Tackling 'Selfie-Warp'
DISCO uses 3D GAN inversion to correct portrait distortion. GAN inversion in general is the process of ‘projecting’ novel data into a trained generative network so that it can benefit from the network’s acquired knowledge about the facial domain, and have transformations performed on it.

A 3D-aware GAN takes account of additional factors besides the 2D representation of trained images, so that the system has some conception of volume. This facilitates changes in the 3D X/Y/Z coordinate space, and allows for deeper transformations than just style transfer or minor modifications within a pixel-based latent representation of a face.
DISCO improves upon prior methods, such as Pivotal Tuning for Latent-based Editing of Real Images (PIT), by separating the optimization of face and camera parameter information during training. Optimization in this sense is equivalent to ‘fitting’ – the process of conforming related but very different data so that the final latent codes have high instrumentality, and factors such as field-of-view become disentangled from the face data that they affect.
This separation is initially achieved by mapping the real face data to a virtual, old-school parametric CGI model, called a 3D Morphable Model (3DMM). 3DMMs are commonly used as a relatively quick and cheap method of mapping flat pixel images into 3D space.

After this, as we can see in the image above, the distance between the camera lens and the image is parametrized, based on known data (though this can also be based on metadata in images which may contain such information, which can be made into an explicit training stream during pre-processing of the data).
Then, as we can see in the middle lower section of the image above, the aforementioned parallel optimization occurs, before similar processes are applied also to the virtual camera and the generator module that will finally output the altered images.
Approach
Though a number of prior approaches have used camera parameters to control apparent FOV in rendered images, these have side-stepped some of the more complex problems involved, by avoiding face images that have the perspective problems which come with typical selfie set-ups (bigger noses, disappearing ears, distorted general appearance).
Effectively, such systems have defaulted back to the friendlier 50mm lens standard, which is a correct photographic ideal, but not how people are actually taking pictures of themselves these days.

DISCO addresses these previously-avoided challenges in three ways: by parametrizing the focal length (instead of excluding ‘challenging’ data from being trained); through optimization scheduling, which accounts for the shortfall in progress between the rapid development of the face image’s latent code and the slower optimization of the camera lens parameters; and landmark regularization.
The latter is perhaps the most radical innovation: by default, a GAN uses a photometric loss function which is unaware of the problems of lens distortion, and is simply expecting a ‘default’ image, and which lets the image itself set the focal standard.
Therefore the researchers used Google Research’s MediaPipe framework to calculate dense facial landmarks for the input faces.
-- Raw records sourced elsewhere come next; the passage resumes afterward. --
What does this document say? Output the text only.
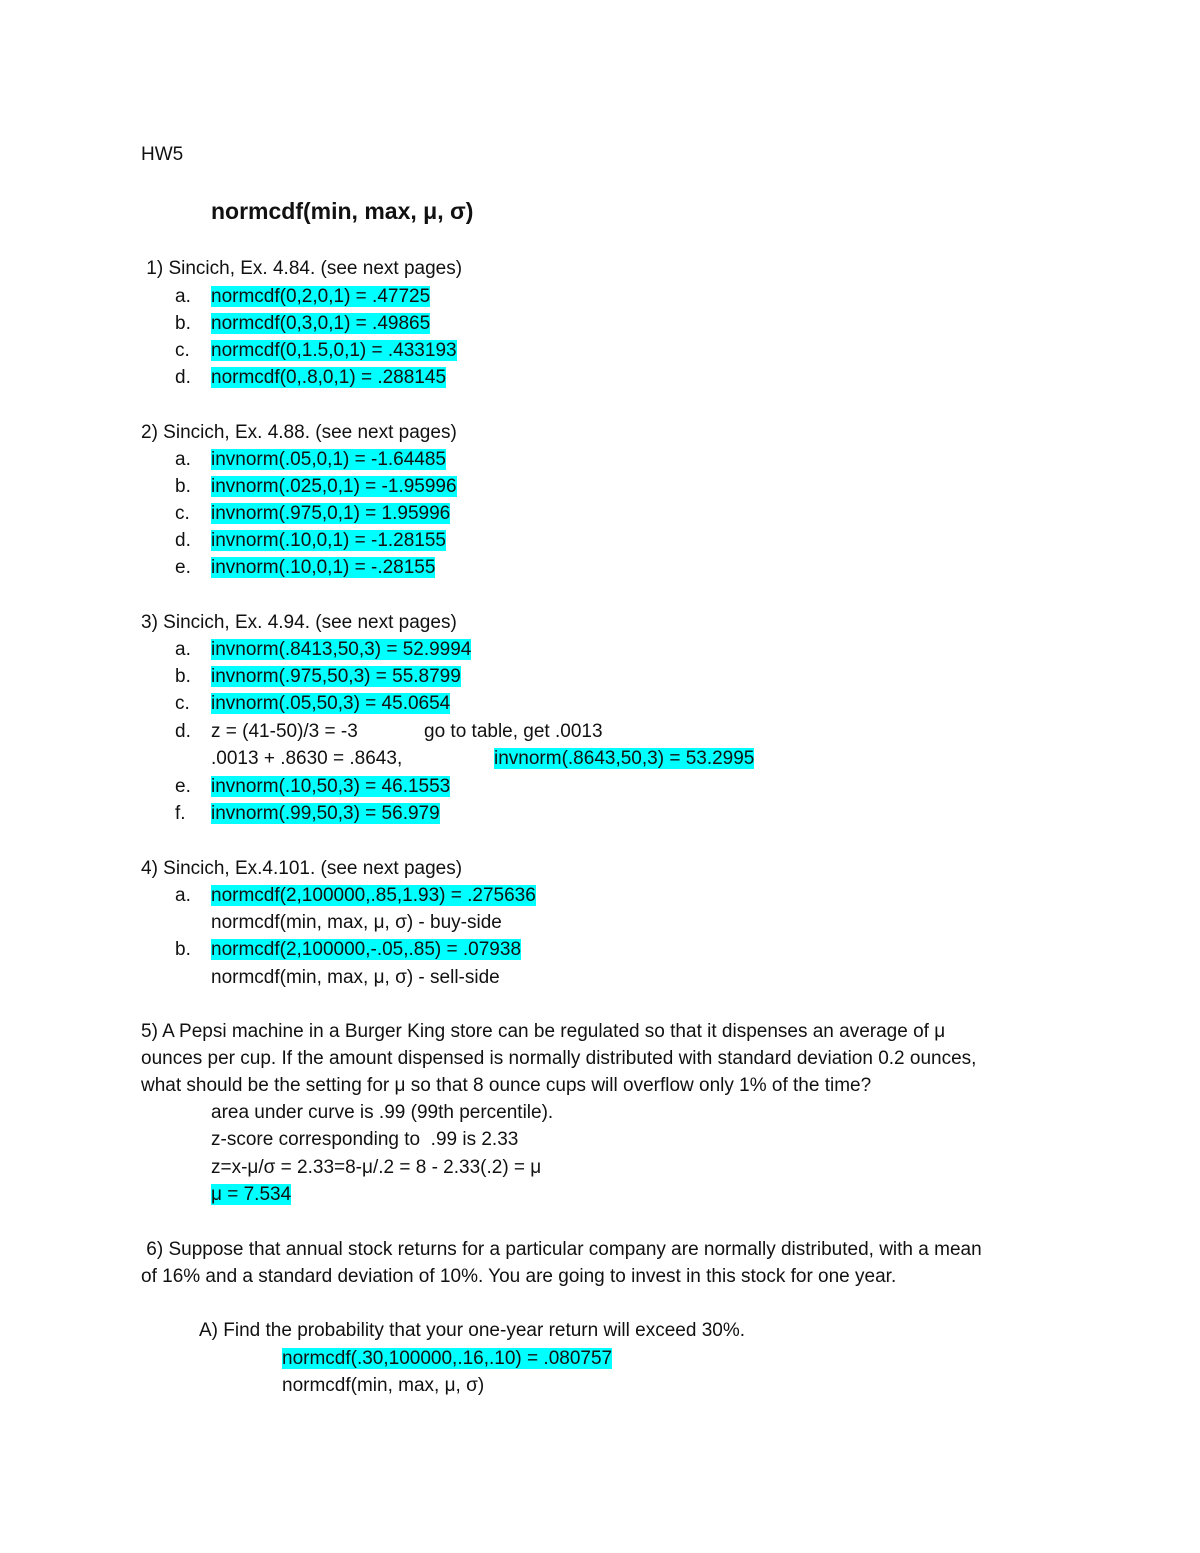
HW5
normcdf(min, max, μ, σ)
1) Sincich, Ex. 4.84. (see next pages)
a. normcdf(0,2,0,1) = .47725
b. normcdf(0,3,0,1) = .49865
c. normcdf(0,1.5,0,1) = .433193
d. normcdf(0,.8,0,1) = .288145
2) Sincich, Ex. 4.88. (see next pages)
a. invnorm(.05,0,1) = -1.64485
b. invnorm(.025,0,1) = -1.95996
c. invnorm(.975,0,1) = 1.95996
d. invnorm(.10,0,1) = -1.28155
e. invnorm(.10,0,1) = -.28155
3) Sincich, Ex. 4.94. (see next pages)
a. invnorm(.8413,50,3) = 52.9994
b. invnorm(.975,50,3) = 55.8799
c. invnorm(.05,50,3) = 45.0654
d. z = (41-50)/3 = -3	go to table, get .0013
.0013 + .8630 = .8643,	invnorm(.8643,50,3) = 53.2995
e. invnorm(.10,50,3) = 46.1553
f. invnorm(.99,50,3) = 56.979
4) Sincich, Ex.4.101. (see next pages)
a. normcdf(2,100000,.85,1.93) = .275636
normcdf(min, max, μ, σ) - buy-side
b. normcdf(2,100000,-.05,.85) = .07938
normcdf(min, max, μ, σ) - sell-side
5) A Pepsi machine in a Burger King store can be regulated so that it dispenses an average of μ
ounces per cup. If the amount dispensed is normally distributed with standard deviation 0.2 ounces,
what should be the setting for μ so that 8 ounce cups will overflow only 1% of the time?
area under curve is .99 (99th percentile).
z-score corresponding to  .99 is 2.33
z=x-μ/σ = 2.33=8-μ/.2 = 8 - 2.33(.2) = μ
μ = 7.534
6) Suppose that annual stock returns for a particular company are normally distributed, with a mean
of 16% and a standard deviation of 10%. You are going to invest in this stock for one year.
A) Find the probability that your one-year return will exceed 30%.
normcdf(.30,100000,.16,.10) = .080757
normcdf(min, max, μ, σ)
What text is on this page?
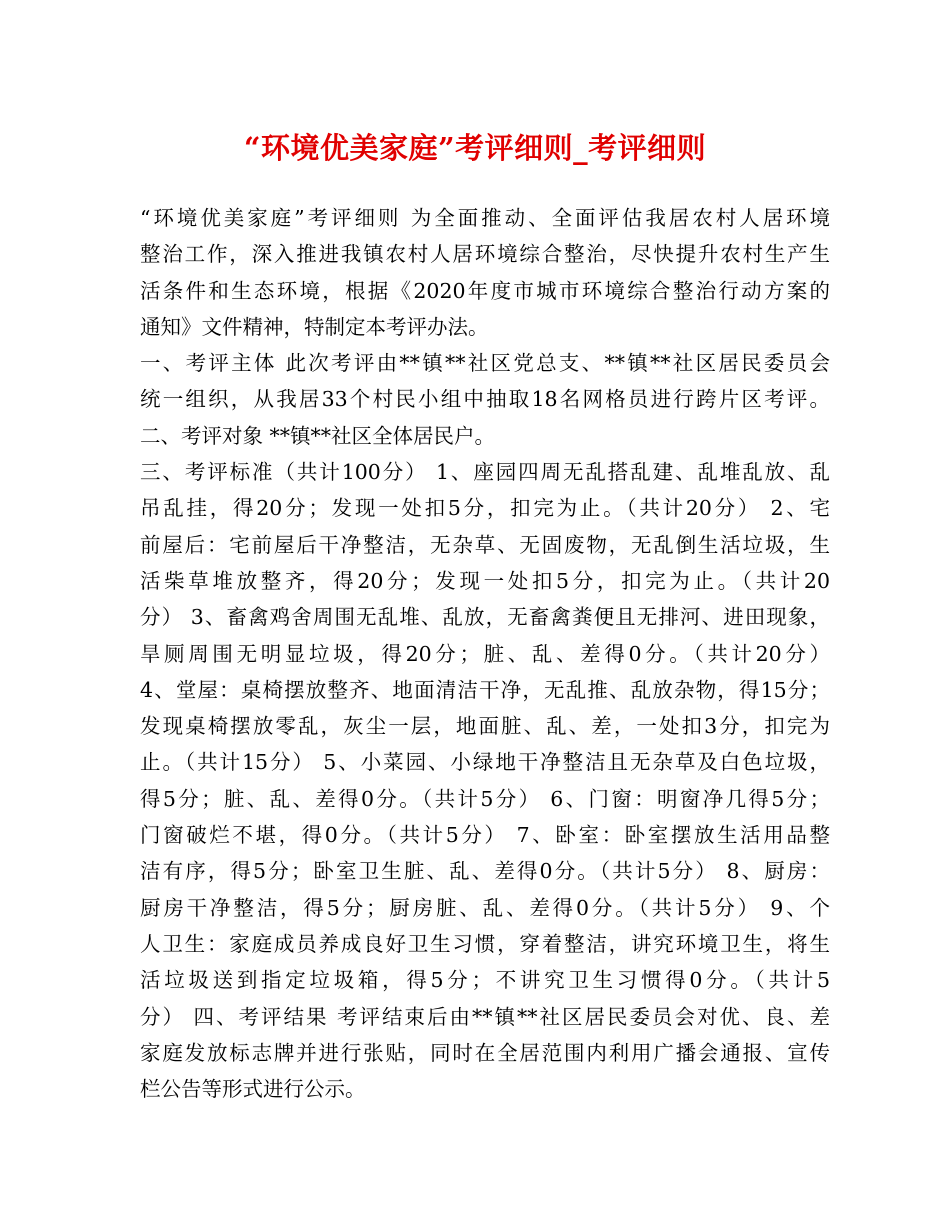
“环境优美家庭”考评细则_考评细则
“环境优美家庭”考评细则 为全面推动、全面评估我居农村人居环境
整治工作，深入推进我镇农村人居环境综合整治，尽快提升农村生产生
活条件和生态环境，根据《2020年度市城市环境综合整治行动方案的
通知》文件精神，特制定本考评办法。
一、考评主体 此次考评由**镇**社区党总支、**镇**社区居民委员会
统一组织，从我居33个村民小组中抽取18名网格员进行跨片区考评。
二、考评对象 **镇**社区全体居民户。
三、考评标准（共计100分） 1、座园四周无乱搭乱建、乱堆乱放、乱
吊乱挂，得20分；发现一处扣5分，扣完为止。（共计20分） 2、宅
前屋后：宅前屋后干净整洁，无杂草、无固废物，无乱倒生活垃圾，生
活柴草堆放整齐，得20分；发现一处扣5分，扣完为止。（共计20
分） 3、畜禽鸡舍周围无乱堆、乱放，无畜禽粪便且无排河、进田现象，
旱厕周围无明显垃圾，得20分；脏、乱、差得0分。（共计20分）
4、堂屋：桌椅摆放整齐、地面清洁干净，无乱推、乱放杂物，得15分；
发现桌椅摆放零乱，灰尘一层，地面脏、乱、差，一处扣3分，扣完为
止。（共计15分） 5、小菜园、小绿地干净整洁且无杂草及白色垃圾，
得5分；脏、乱、差得0分。（共计5分） 6、门窗：明窗净几得5分；
门窗破烂不堪，得0分。（共计5分） 7、卧室：卧室摆放生活用品整
洁有序，得5分；卧室卫生脏、乱、差得0分。（共计5分） 8、厨房：
厨房干净整洁，得5分；厨房脏、乱、差得0分。（共计5分） 9、个
人卫生：家庭成员养成良好卫生习惯，穿着整洁，讲究环境卫生，将生
活垃圾送到指定垃圾箱，得5分；不讲究卫生习惯得0分。（共计5
分） 四、考评结果 考评结束后由**镇**社区居民委员会对优、良、差
家庭发放标志牌并进行张贴，同时在全居范围内利用广播会通报、宣传
栏公告等形式进行公示。
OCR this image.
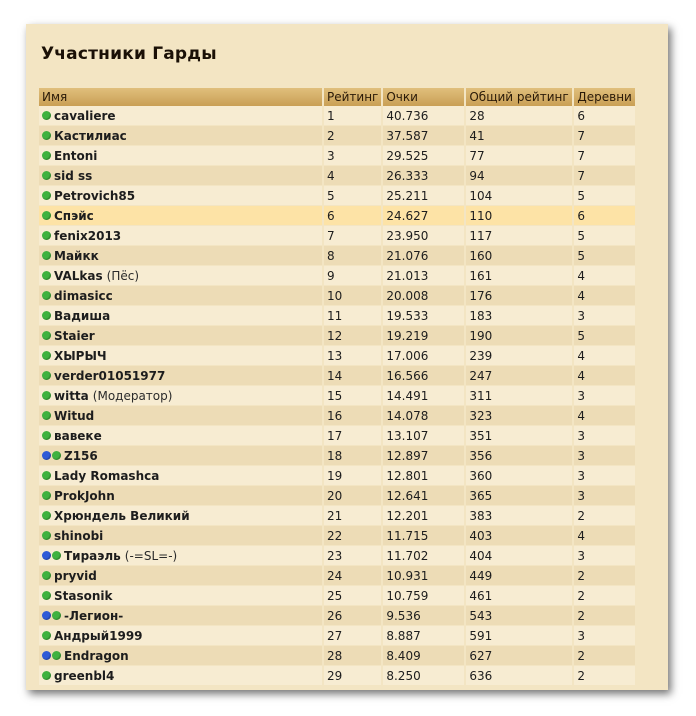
Участники Гарды
Имя	Рейтинг	Очки	Общий рейтинг	Деревни

cavaliere	1	40.736	28	6

Кастилиас	2	37.587	41	7

Entoni	3	29.525	77	7

sid ss	4	26.333	94	7

Petrovich85	5	25.211	104	5

Спэйс	6	24.627	110	6

fenix2013	7	23.950	117	5

Майкк	8	21.076	160	5

VALkas (Пёс)	9	21.013	161	4

dimasicc	10	20.008	176	4

Вадиша	11	19.533	183	3

Staier	12	19.219	190	5

ХЫРЫЧ	13	17.006	239	4

verder01051977	14	16.566	247	4

witta (Модератор)	15	14.491	311	3

Witud	16	14.078	323	4

вaвeкe	17	13.107	351	3

Z156	18	12.897	356	3

Lady Romashca	19	12.801	360	3

ProkJohn	20	12.641	365	3

Хрюндель Великий	21	12.201	383	2

shinobi	22	11.715	403	4

Тираэль (-=SL=-)	23	11.702	404	3

pryvid	24	10.931	449	2

Stasonik	25	10.759	461	2

-Легион-	26	9.536	543	2

Андрый1999	27	8.887	591	3

Endragon	28	8.409	627	2

greenbl4	29	8.250	636	2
The way that the landmarks change relate to the focal length. For instance, in a very wide-angle picture of a person, the subject’s eyes may appear notably larger, providing one possible ‘anchor definition’ for that focal length.
During inversion (the point at which a novel image is projected into the trained system, so that it can be manipulated), the uncertainty-based landmark loss built into the LPIPS loss metric is used for optimization. During fine-tuning of the generator, LPIPS is also used, together with L1 loss.
Since 3D GANs only take cropped faces as input, the researchers had to devise a method to ‘re-stitch’ altered images back into a more complete image. The algorithm therefore aligns and blends MiDaS-calculated depth for the face with the estimated depth for the ‘fuller’ image.

The composited image is then re-projected to the same camera parameters as the 3D GAN itself, and the generator module is fine-tuned to modify and re-blend all the related borders. The end result is a ‘virtual’ image apparently captured from a greater distance.
This, finally, provides a focal length mapping that permits the user to ‘scrub’ through diverse FOVs – an old-school optical versatility made famous by Steven Spielberg in one particularly effective ‘push/pull’ shot from Jaws (1975).

Training and Tests
The camera parameters for DISCO are estimated using a 2019 China/Microsoft collaboration; a 2020 US/China/Facebook project was used to accomplish the necessary inpainting (also used as a competitor – see below); and in the case of damaged backgrounds, Stable Diffusion or DALL-E 2 are used to inpaint these.
For a testing round, the researchers used the EG3D dataset trained on FFHQ. DISCO was tested using the Caltech Multi-Distance Portraits (CMDP, ’28’ in results table below) Dataset; the USC perspective portrait database (’94’ in results included below); and a collection of ‘in-the-wild’ images compiled by the researchers themselves.
The system was pitted against the implementation of the Caltech and USC collections, both 2D warping-based methods.
Since the methodologies differ, and official implementations were not available across the board, the authors concocted ‘equivalent’ standards, and additionally tested against the inpainting method used in DISCO, an unnamed process featured in the paper 3D Photography using Context-aware Layered Depth Inpainting, from Virginia Tech, National Tsing Hua University, and Facebook (indicated as ’68’).
Tests were on the CMDP dataset, and here DISCO ‘performs well’ in landmark metrics (according to the authors), and is comparable to the Caltech approach. Besides LPIPS, quantitative metrics used are Peak signal-to-noise ratio (PSNR) and Structural Similarity Index (SSIM); the ‘LMK-E’ metric is unreferenced and unexplained in the paper.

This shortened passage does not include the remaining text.